What I learned about dementia and what it meant, scared me. This disease sometimes starts to manifest as early as someone in their 50’s. Each stage has different symptoms. Symptoms could be vague and simple. Sometimes almost impossible to determine between normal aging or Alzheimer’s or other brain-related disorders.? Not everyone is the same. The below Stages is a direct copy of “The Seven Stages of Alzheimer’s based on Dr. Resierg’s system.” Although every person with Alzheimer’s experiences the disease differently, the information below will allow a loved one, a caregiver, or a friend to know what to expect. I found this to be extremely important for my family to be prepared for the future. The most common system explanations, developed by Dr. Barry Reisberg of New York University, is described below in seven stages.

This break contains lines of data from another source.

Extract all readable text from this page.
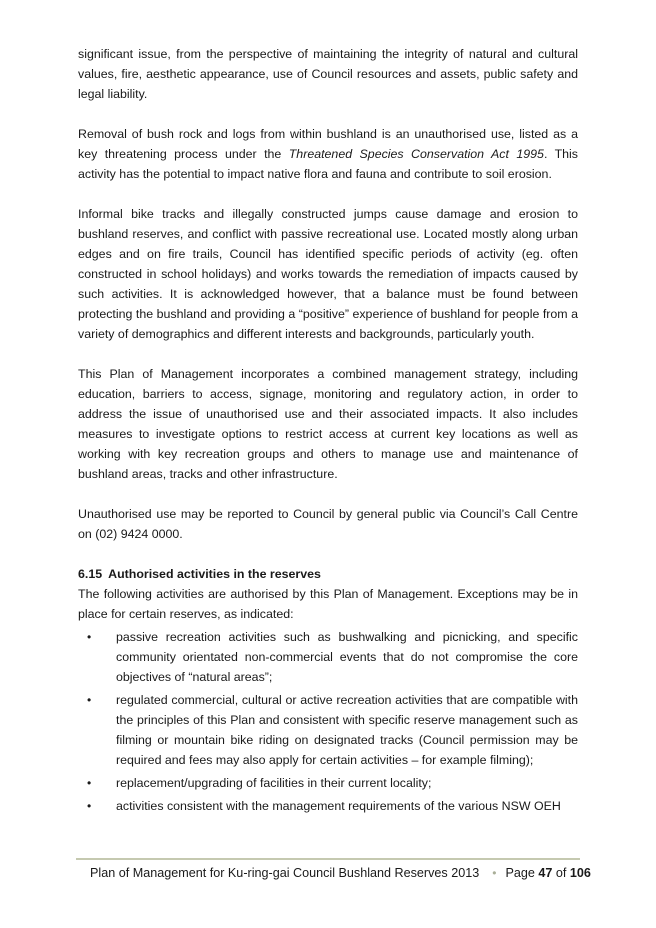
significant issue, from the perspective of maintaining the integrity of natural and cultural values, fire, aesthetic appearance, use of Council resources and assets, public safety and legal liability.

Removal of bush rock and logs from within bushland is an unauthorised use, listed as a key threatening process under the Threatened Species Conservation Act 1995. This activity has the potential to impact native flora and fauna and contribute to soil erosion.

Informal bike tracks and illegally constructed jumps cause damage and erosion to bushland reserves, and conflict with passive recreational use. Located mostly along urban edges and on fire trails, Council has identified specific periods of activity (eg. often constructed in school holidays) and works towards the remediation of impacts caused by such activities. It is acknowledged however, that a balance must be found between protecting the bushland and providing a “positive” experience of bushland for people from a variety of demographics and different interests and backgrounds, particularly youth.

This Plan of Management incorporates a combined management strategy, including education, barriers to access, signage, monitoring and regulatory action, in order to address the issue of unauthorised use and their associated impacts. It also includes measures to investigate options to restrict access at current key locations as well as working with key recreation groups and others to manage use and maintenance of bushland areas, tracks and other infrastructure.

Unauthorised use may be reported to Council by general public via Council’s Call Centre on (02) 9424 0000.

6.15 Authorised activities in the reserves

The following activities are authorised by this Plan of Management. Exceptions may be in place for certain reserves, as indicated:

• passive recreation activities such as bushwalking and picnicking, and specific community orientated non-commercial events that do not compromise the core objectives of “natural areas”;
• regulated commercial, cultural or active recreation activities that are compatible with the principles of this Plan and consistent with specific reserve management such as filming or mountain bike riding on designated tracks (Council permission may be required and fees may also apply for certain activities – for example filming);
• replacement/upgrading of facilities in their current locality;
• activities consistent with the management requirements of the various NSW OEH
Plan of Management for Ku-ring-gai Council Bushland Reserves 2013 • Page 47 of 106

No symptoms are displayed.
Stage 2: Very Mild Decline
The senior may notice minor memory problems or lose things around the house, although not to the point where the memory loss can easily be distinguished from normal age-related memory loss. The person will still do well on memory tests and the disease is unlikely to be detected by loved ones or physicians.
Stage 3: Mild Decline
At this stage, the family members and friends of the senior may begin to notice cognitive problems. Performance on memory tests is affected and physicians will be able to detect impaired cognitive function.

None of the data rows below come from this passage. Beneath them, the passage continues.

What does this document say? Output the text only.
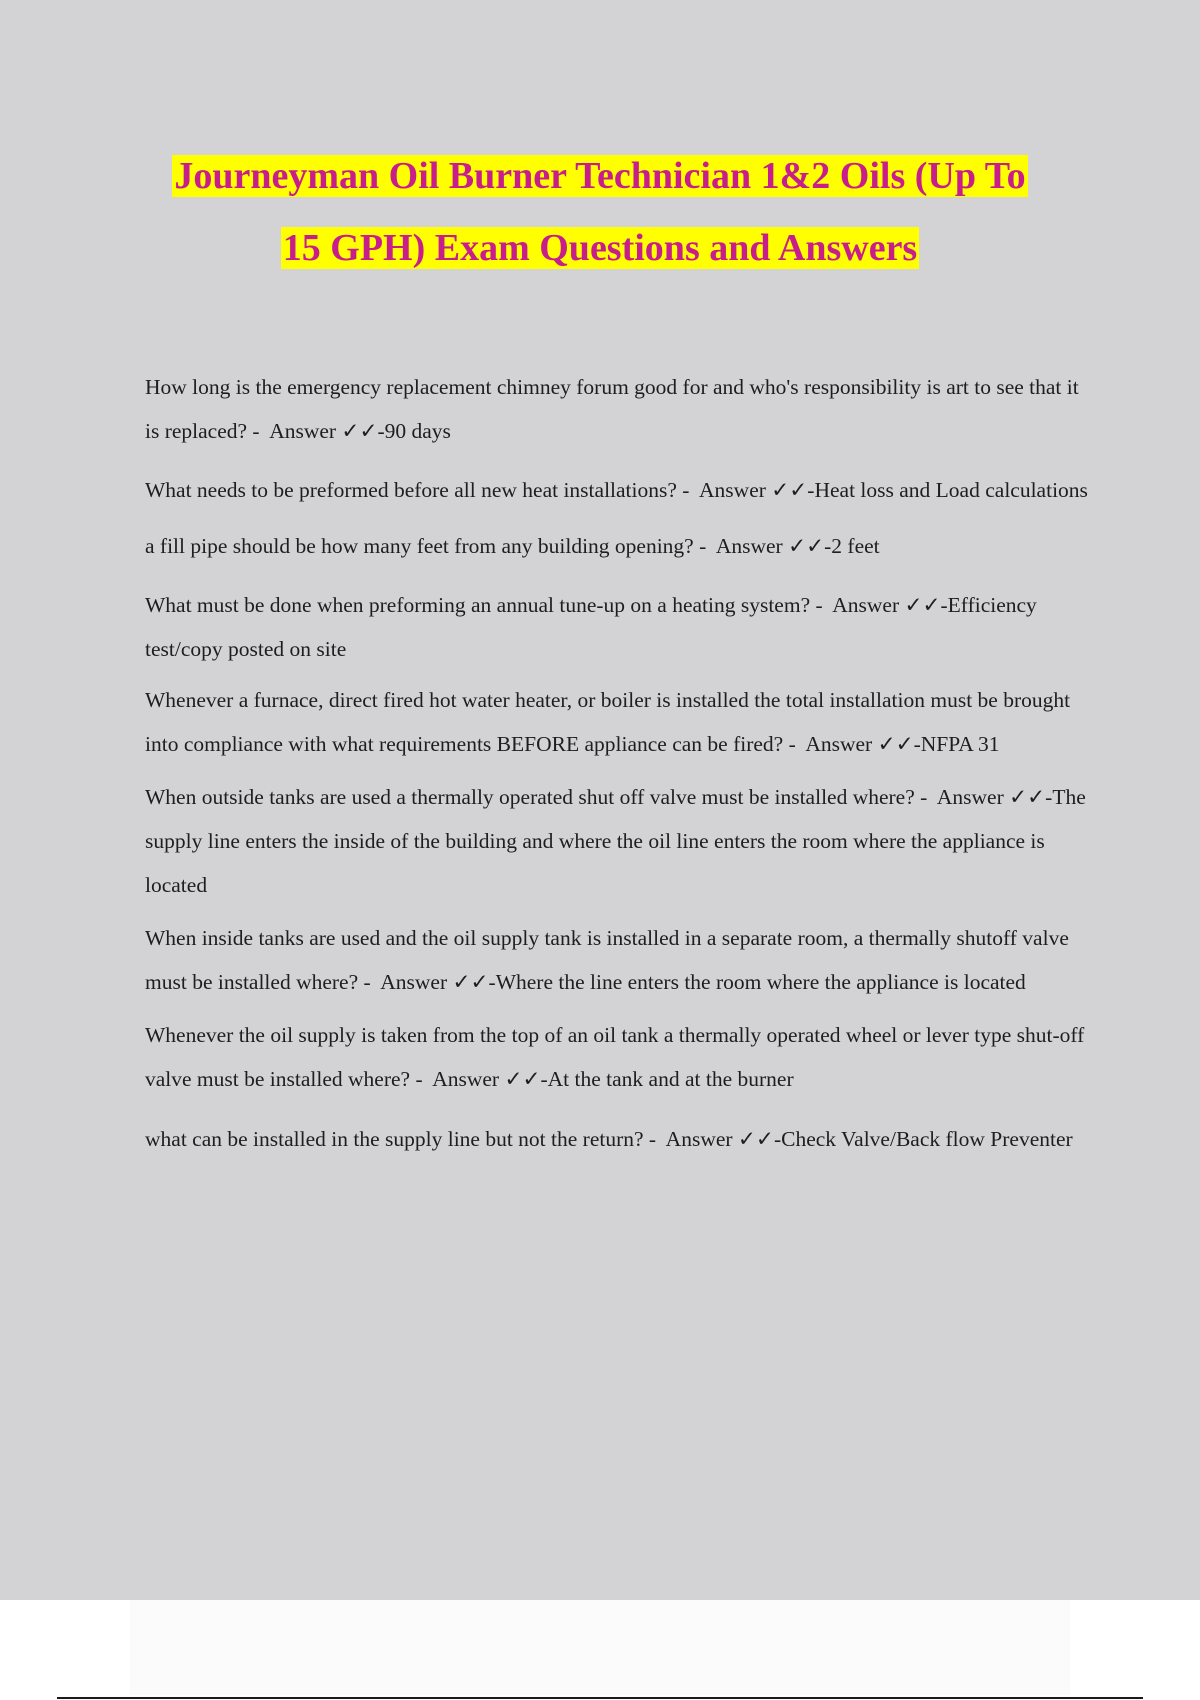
Journeyman Oil Burner Technician 1&2 Oils (Up To
15 GPH) Exam Questions and Answers
How long is the emergency replacement chimney forum good for and who's responsibility is art to see that it is replaced? - Answer ✓✓-90 days
What needs to be preformed before all new heat installations? - Answer ✓✓-Heat loss and Load calculations
a fill pipe should be how many feet from any building opening? - Answer ✓✓-2 feet
What must be done when preforming an annual tune-up on a heating system? - Answer ✓✓-Efficiency test/copy posted on site
Whenever a furnace, direct fired hot water heater, or boiler is installed the total installation must be brought into compliance with what requirements BEFORE appliance can be fired? - Answer ✓✓-NFPA 31
When outside tanks are used a thermally operated shut off valve must be installed where? - Answer ✓✓-The supply line enters the inside of the building and where the oil line enters the room where the appliance is located
When inside tanks are used and the oil supply tank is installed in a separate room, a thermally shutoff valve must be installed where? - Answer ✓✓-Where the line enters the room where the appliance is located
Whenever the oil supply is taken from the top of an oil tank a thermally operated wheel or lever type shut-off valve must be installed where? - Answer ✓✓-At the tank and at the burner
what can be installed in the supply line but not the return? - Answer ✓✓-Check Valve/Back flow Preventer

People in stage 3 will have difficulty in many areas including:
- Finding the right word during conversations
- Organizing and planning
- Remembering names of new acquaintances
People with stage three Alzheimer’s may also frequently lose personal possessions, including valuables.
Stage 4: Moderate Decline
In stage four of Alzheimer’s, clear-cut symptoms of the disease are apparent. People with stage four of Alzheimer’s:
- Have difficulty with simple arithmetic
- Have poor short-term memory (may not recall what they ate for breakfast, for example)

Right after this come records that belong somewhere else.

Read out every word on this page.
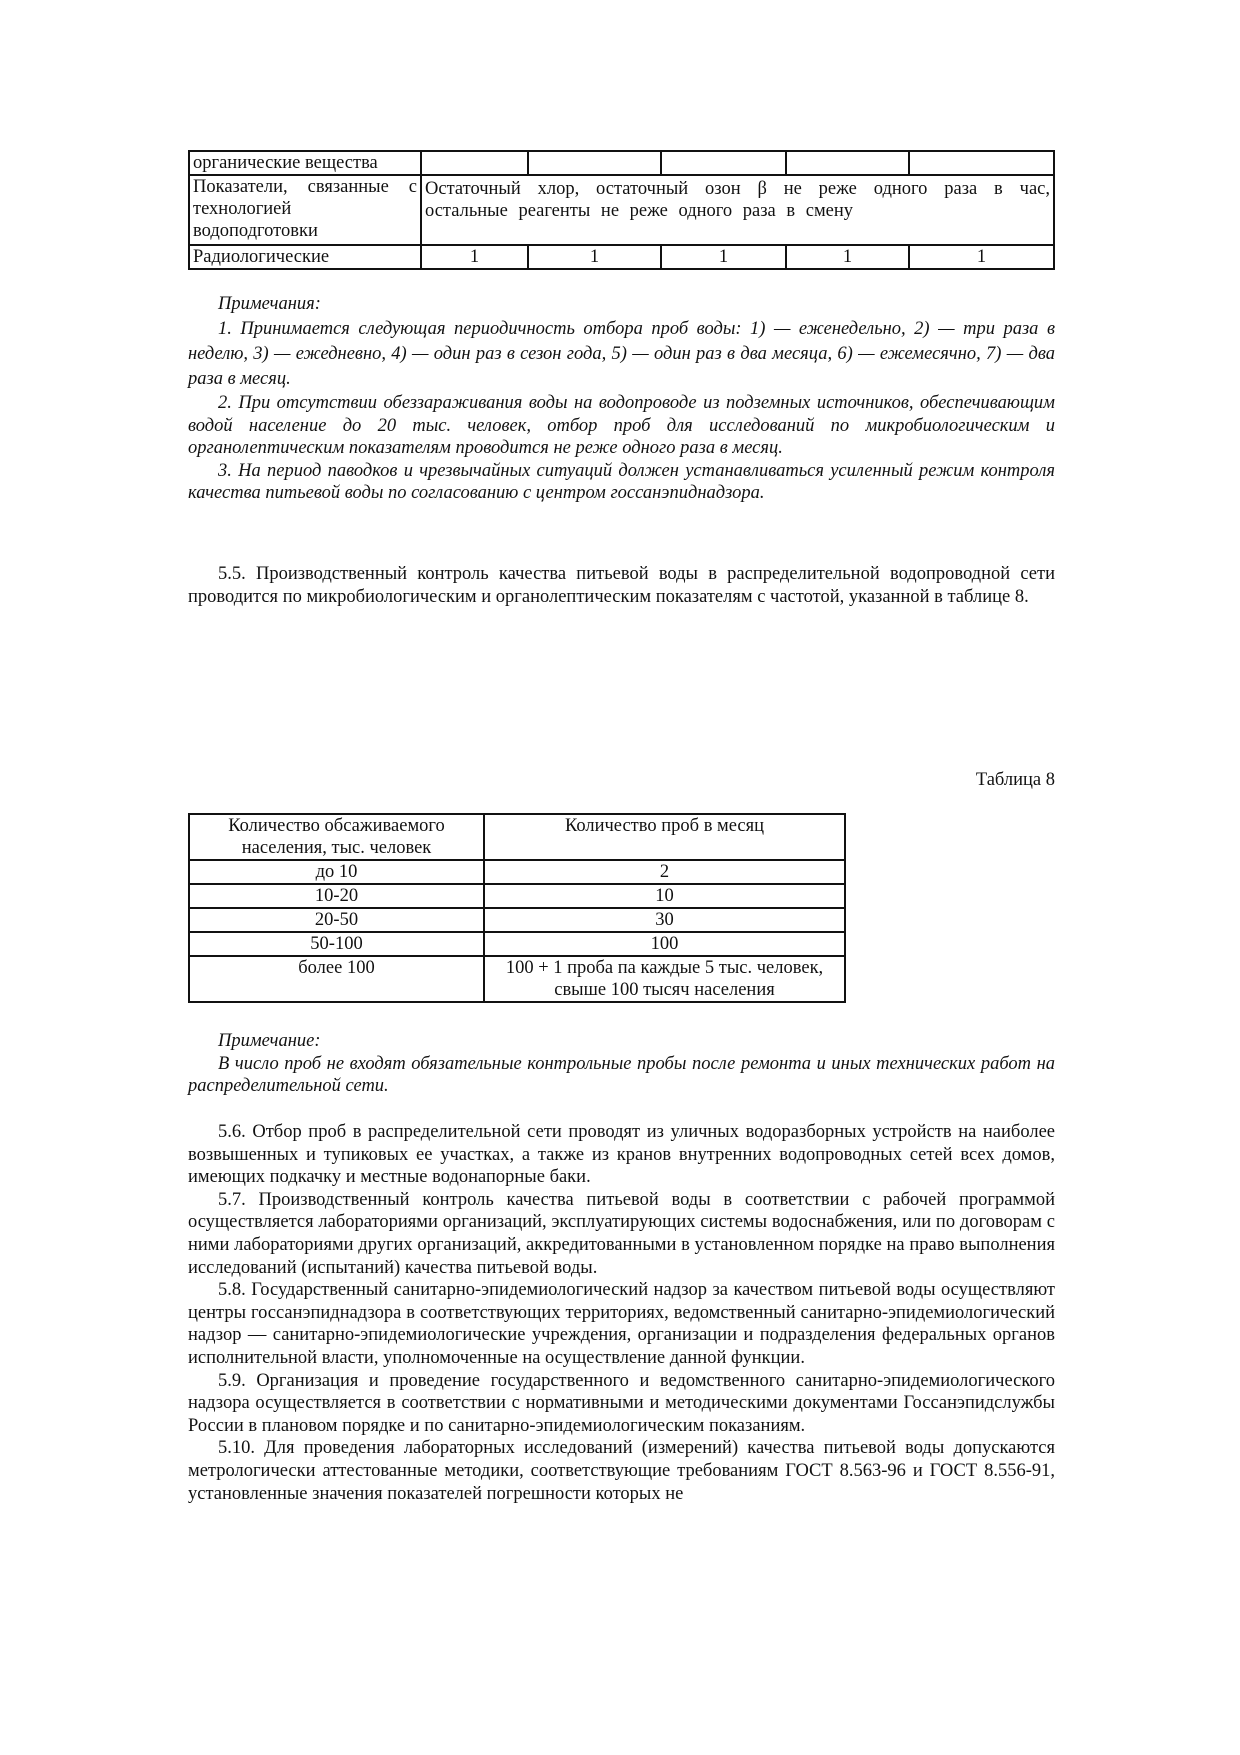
органические вещества					
Показатели, связанные с технологией водоподготовки	Остаточный хлор, остаточный озон β не реже одного раза в час, остальные реагенты не реже одного раза в смену				
Радиологические	1	1	1	1	1

Примечания:

1. Принимается следующая периодичность отбора проб воды: 1) — еженедельно, 2) — три раза в неделю, 3) — ежедневно, 4) — один раз в сезон года, 5) — один раз в два месяца, 6) — ежемесячно, 7) — два раза в месяц.

2. При отсутствии обеззараживания воды на водопроводе из подземных источников, обеспечивающим водой население до 20 тыс. человек, отбор проб для исследований по микробиологическим и органолептическим показателям проводится не реже одного раза в месяц.

3. На период паводков и чрезвычайных ситуаций должен устанавливаться усиленный режим контроля качества питьевой воды по согласованию с центром госсанэпиднадзора.

5.5. Производственный контроль качества питьевой воды в распределительной водопроводной сети проводится по микробиологическим и органолептическим показателям с частотой, указанной в таблице 8.

Таблица 8
Количество обсаживаемого населения, тыс. человек	Количество проб в месяц
до 10	2
10-20	10
20-50	30
50-100	100
более 100	100 + 1 проба па каждые 5 тыс. человек, свыше 100 тысяч населения

Примечание:

В число проб не входят обязательные контрольные пробы после ремонта и иных технических работ на распределительной сети.

5.6. Отбор проб в распределительной сети проводят из уличных водоразборных устройств на наиболее возвышенных и тупиковых ее участках, а также из кранов внутренних водопроводных сетей всех домов, имеющих подкачку и местные водонапорные баки.

5.7. Производственный контроль качества питьевой воды в соответствии с рабочей программой осуществляется лабораториями организаций, эксплуатирующих системы водоснабжения, или по договорам с ними лабораториями других организаций, аккредитованными в установленном порядке на право выполнения исследований (испытаний) качества питьевой воды.

5.8. Государственный санитарно-эпидемиологический надзор за качеством питьевой воды осуществляют центры госсанэпиднадзора в соответствующих территориях, ведомственный санитарно-эпидемиологический надзор — санитарно-эпидемиологические учреждения, организации и подразделения федеральных органов исполнительной власти, уполномоченные на осуществление данной функции.

5.9. Организация и проведение государственного и ведомственного санитарно-эпидемиологического надзора осуществляется в соответствии с нормативными и методическими документами Госсанэпидслужбы России в плановом порядке и по санитарно-эпидемиологическим показаниям.

5.10. Для проведения лабораторных исследований (измерений) качества питьевой воды допускаются метрологически аттестованные методики, соответствующие требованиям ГОСТ 8.563-96 и ГОСТ 8.556-91, установленные значения показателей погрешности которых не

- Inability to manage finance and pay bills
- May forget details about their life histories
Stage 5: Moderately Severe Decline
During the fifth stage of Alzheimer’s, people begin to need help with many day-to-day activities. People in stage five of the disease may experience:
- Difficulty dressing appropriately
- Inability to recall simple details about themselves such as their own phone number
- Significant confusion
On the other hand, people in stage five maintain functionality. They typically can still bathe and toilet independently. They also usually still know their family members and some detail about their personal histories, especially their childhood and youth.
Stage 6: Severe Decline
People with the sixth stage of Alzheimer’s need constant supervision and frequently require professional care. Symptoms include:
- Confusion or unawareness of environment and surroundings
- Inability to recognize faces except for the closest friends and relatives
- Inability to remember most details of personal history
- Loss of bladder and bowel control
- Major personality changes and potential behavior problems
- The need for assistance with activities of daily living such as toileting and bathing
Stages 7: Very Severe Decline
Stage seven is the final stage of Alzheimer’s. Because the disease is a terminal illness, people in stage seven are nearing death. In stage seven of the disease, people lose the ability to communicate or respond to their environment. While they may still be able to utter words and phrases, they have no insight into their condition and need assistance with all activities of daily living. In the final stages of Alzheimer’s, people may lose their ability to swallow.
Hope you have found this information useful. I know I’d rather be informed on what’s coming than to sit and worry. Two things you can do. Besides going to your regular neurologist, I recommend going to one of the NIC facilities in your state. They have the latest and greatest doctors, medical information, etc. Additionally, NIC may provide Clinical Trials in your area and can point you to them. I go to my neurologist every 3 months and I visit the National Institute on Aging (NIA) Penn Memory Center twice a year to get the latest updates on clinical trials, tests, and recent information for a cure for this condition. We must stay in touch with the neurologists and current updates on a cure for Alzheimer’s to give yourself or someone you know the best care until they find a cure.